Summary

restSQL 0.8.9 adds binary object support and improves security.

Binary Object Support

Binary object reads and writes are now supported in both Java and HTTP APIs. The tested column types are BLOB in MySQL and bytea in PostgreSQL.

In the Java API, use the framework-provided, BinaryObject, to wrap a byte array or translate from/to base 64 encoded string. The HTTP API (both XML and JSON forms) use base 64 encoded strings as well. For browser applications, the Javascript functions btoa() and atob() encode and decode base64 respectively.

Security Hardening

SQL generation was converted from standard name-value concatenation to prepared statements. The value portion of an SQL expression is set as a question mark (and with PostgreSQL a type case, e.g. ?::integer ) and a JDBC method setXxx() is called with the value. The database will process column values as values. Harmful execution statements cannot be injected into restSQL parameter values. Addtionally the framework now converts all String input parameter values for numeric and boolean column type to Inter, Long, Float, Double or Boolean. An exception is thrown if the value cannot be converted.

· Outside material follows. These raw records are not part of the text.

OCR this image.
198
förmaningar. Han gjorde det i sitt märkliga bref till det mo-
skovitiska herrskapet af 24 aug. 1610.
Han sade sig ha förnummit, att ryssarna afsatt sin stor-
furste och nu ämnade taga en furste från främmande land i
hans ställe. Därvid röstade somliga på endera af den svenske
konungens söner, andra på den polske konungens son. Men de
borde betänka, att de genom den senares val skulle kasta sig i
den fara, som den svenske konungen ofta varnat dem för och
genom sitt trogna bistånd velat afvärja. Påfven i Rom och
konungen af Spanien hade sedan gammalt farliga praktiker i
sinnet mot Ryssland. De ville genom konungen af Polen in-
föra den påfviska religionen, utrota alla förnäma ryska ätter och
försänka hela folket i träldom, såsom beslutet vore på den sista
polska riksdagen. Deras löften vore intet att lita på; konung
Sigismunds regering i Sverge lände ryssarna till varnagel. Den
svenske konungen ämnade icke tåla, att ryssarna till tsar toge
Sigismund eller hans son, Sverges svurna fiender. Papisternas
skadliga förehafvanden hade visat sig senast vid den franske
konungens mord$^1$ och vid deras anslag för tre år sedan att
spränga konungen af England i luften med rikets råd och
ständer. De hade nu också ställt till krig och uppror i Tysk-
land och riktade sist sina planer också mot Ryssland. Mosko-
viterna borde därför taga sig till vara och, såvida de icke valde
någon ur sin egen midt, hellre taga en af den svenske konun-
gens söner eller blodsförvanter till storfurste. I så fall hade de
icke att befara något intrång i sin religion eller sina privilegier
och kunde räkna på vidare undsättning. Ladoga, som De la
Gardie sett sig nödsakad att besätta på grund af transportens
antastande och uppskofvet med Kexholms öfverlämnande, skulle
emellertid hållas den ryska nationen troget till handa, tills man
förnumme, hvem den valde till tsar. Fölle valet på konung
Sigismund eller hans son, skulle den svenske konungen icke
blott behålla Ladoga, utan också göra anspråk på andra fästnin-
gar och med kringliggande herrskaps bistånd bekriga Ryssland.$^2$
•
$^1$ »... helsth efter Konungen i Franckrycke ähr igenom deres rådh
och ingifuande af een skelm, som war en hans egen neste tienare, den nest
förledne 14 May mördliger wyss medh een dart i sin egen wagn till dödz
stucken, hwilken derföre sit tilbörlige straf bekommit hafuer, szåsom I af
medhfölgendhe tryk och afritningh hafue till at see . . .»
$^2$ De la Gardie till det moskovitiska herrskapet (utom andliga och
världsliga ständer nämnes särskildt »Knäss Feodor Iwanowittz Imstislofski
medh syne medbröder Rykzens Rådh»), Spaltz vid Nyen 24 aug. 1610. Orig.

Example 1: the request restsql/res/Actor?id=47%20or%201%3d1 (decoded this is id=47 or 1=1 ) previously would return all rows, since the SQL generated would be select * from actor where id = 47; or 1=1 . restSQL will now return HTTP status 400 with the message Could not convert id value 47 or 1=1 to number .

Example 2: the request restsql/res/film?year=2000%3B%20DELETE%20FROM%20actor_genre (decoded this is year=2000;DELETE FROM actor_genre ) previously would return all films from 2000 and delete all rows from actor_genre since the SQL generated would be select * from film where year=2000; DELETE FROM actor_genre . restSQL will now return HTTP status 400 with the message Could not convert id value 1000; DELETE FROM actor_genre to number .

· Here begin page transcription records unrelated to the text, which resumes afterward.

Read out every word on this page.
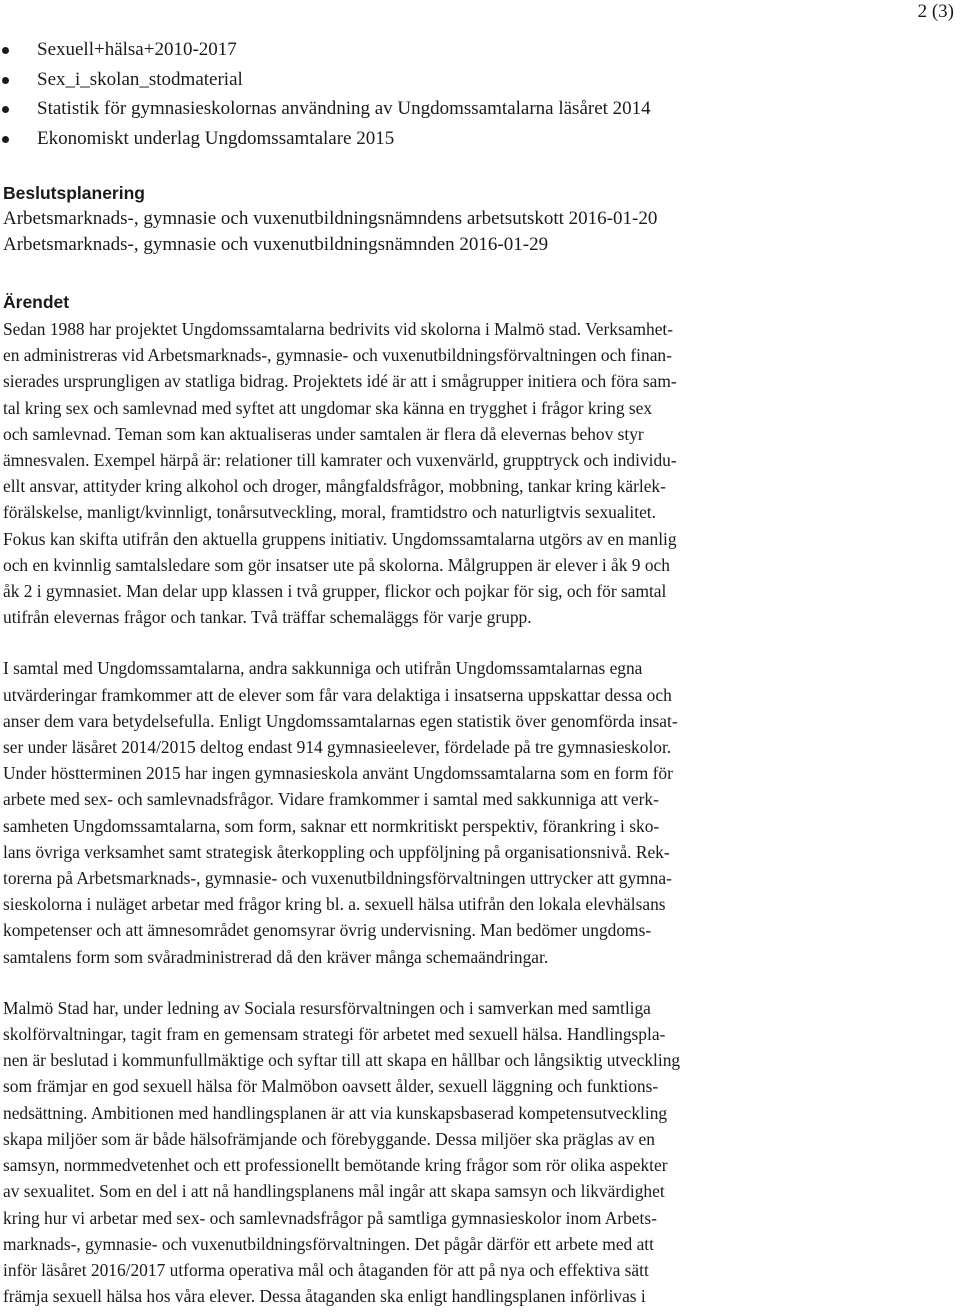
2 (3)
Sexuell+hälsa+2010-2017
Sex_i_skolan_stodmaterial
Statistik för gymnasieskolornas användning av Ungdomssamtalarna läsåret 2014
Ekonomiskt underlag Ungdomssamtalare 2015

Beslutsplanering

Arbetsmarknads-, gymnasie och vuxenutbildningsnämndens arbetsutskott 2016-01-20

Arbetsmarknads-, gymnasie och vuxenutbildningsnämnden 2016-01-29

Ärendet

Sedan 1988 har projektet Ungdomssamtalarna bedrivits vid skolorna i Malmö stad. Verksamhet-
en administreras vid Arbetsmarknads-, gymnasie- och vuxenutbildningsförvaltningen och finan-
sierades ursprungligen av statliga bidrag. Projektets idé är att i smågrupper initiera och föra sam-
tal kring sex och samlevnad med syftet att ungdomar ska känna en trygghet i frågor kring sex
och samlevnad. Teman som kan aktualiseras under samtalen är flera då elevernas behov styr
ämnesvalen. Exempel härpå är: relationer till kamrater och vuxenvärld, grupptryck och individu-
ellt ansvar, attityder kring alkohol och droger, mångfaldsfrågor, mobbning, tankar kring kärlek-
förälskelse, manligt/kvinnligt, tonårsutveckling, moral, framtidstro och naturligtvis sexualitet.
Fokus kan skifta utifrån den aktuella gruppens initiativ. Ungdomssamtalarna utgörs av en manlig
och en kvinnlig samtalsledare som gör insatser ute på skolorna. Målgruppen är elever i åk 9 och
åk 2 i gymnasiet. Man delar upp klassen i två grupper, flickor och pojkar för sig, och för samtal
utifrån elevernas frågor och tankar. Två träffar schemaläggs för varje grupp.

I samtal med Ungdomssamtalarna, andra sakkunniga och utifrån Ungdomssamtalarnas egna
utvärderingar framkommer att de elever som får vara delaktiga i insatserna uppskattar dessa och
anser dem vara betydelsefulla. Enligt Ungdomssamtalarnas egen statistik över genomförda insat-
ser under läsåret 2014/2015 deltog endast 914 gymnasieelever, fördelade på tre gymnasieskolor.
Under höstterminen 2015 har ingen gymnasieskola använt Ungdomssamtalarna som en form för
arbete med sex- och samlevnadsfrågor. Vidare framkommer i samtal med sakkunniga att verk-
samheten Ungdomssamtalarna, som form, saknar ett normkritiskt perspektiv, förankring i sko-
lans övriga verksamhet samt strategisk återkoppling och uppföljning på organisationsnivå. Rek-
torerna på Arbetsmarknads-, gymnasie- och vuxenutbildningsförvaltningen uttrycker att gymna-
sieskolorna i nuläget arbetar med frågor kring bl. a. sexuell hälsa utifrån den lokala elevhälsans
kompetenser och att ämnesområdet genomsyrar övrig undervisning. Man bedömer ungdoms-
samtalens form som svåradministrerad då den kräver många schemaändringar.

Malmö Stad har, under ledning av Sociala resursförvaltningen och i samverkan med samtliga
skolförvaltningar, tagit fram en gemensam strategi för arbetet med sexuell hälsa. Handlingspla-
nen är beslutad i kommunfullmäktige och syftar till att skapa en hållbar och långsiktig utveckling
som främjar en god sexuell hälsa för Malmöbon oavsett ålder, sexuell läggning och funktions-
nedsättning. Ambitionen med handlingsplanen är att via kunskapsbaserad kompetensutveckling
skapa miljöer som är både hälsofrämjande och förebyggande. Dessa miljöer ska präglas av en
samsyn, normmedvetenhet och ett professionellt bemötande kring frågor som rör olika aspekter
av sexualitet. Som en del i att nå handlingsplanens mål ingår att skapa samsyn och likvärdighet
kring hur vi arbetar med sex- och samlevnadsfrågor på samtliga gymnasieskolor inom Arbets-
marknads-, gymnasie- och vuxenutbildningsförvaltningen. Det pågår därför ett arbete med att
inför läsåret 2016/2017 utforma operativa mål och åtaganden för att på nya och effektiva sätt
främja sexuell hälsa hos våra elever. Dessa åtaganden ska enligt handlingsplanen införlivas i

restsql.properties changes

MySQL-specific implementation of ColumnMetaData was added.

Following are the excerpts with the additional properties

# DB-specific implementation classes - match the implementation to your database
# For MySQL:
# 	org.restsql.core.ColumnMetaData=org.restsql.core.impl.mysql.MySqlColumnMetaData
# For PostgreSQL:
# 	org.restsql.core.ColumnMetaData=org.restsql.core.impl.ColumnMetaDataImpl

org.restsql.core.ColumnMetaData=org.restsql.core.impl.mysql.MySqlColumnMetaData

If you are using MySQL with the built-in implementation classes, none of the preceeding properties are required. Please refer to the following examples:

Migration

Possibly change restsql.properties per above.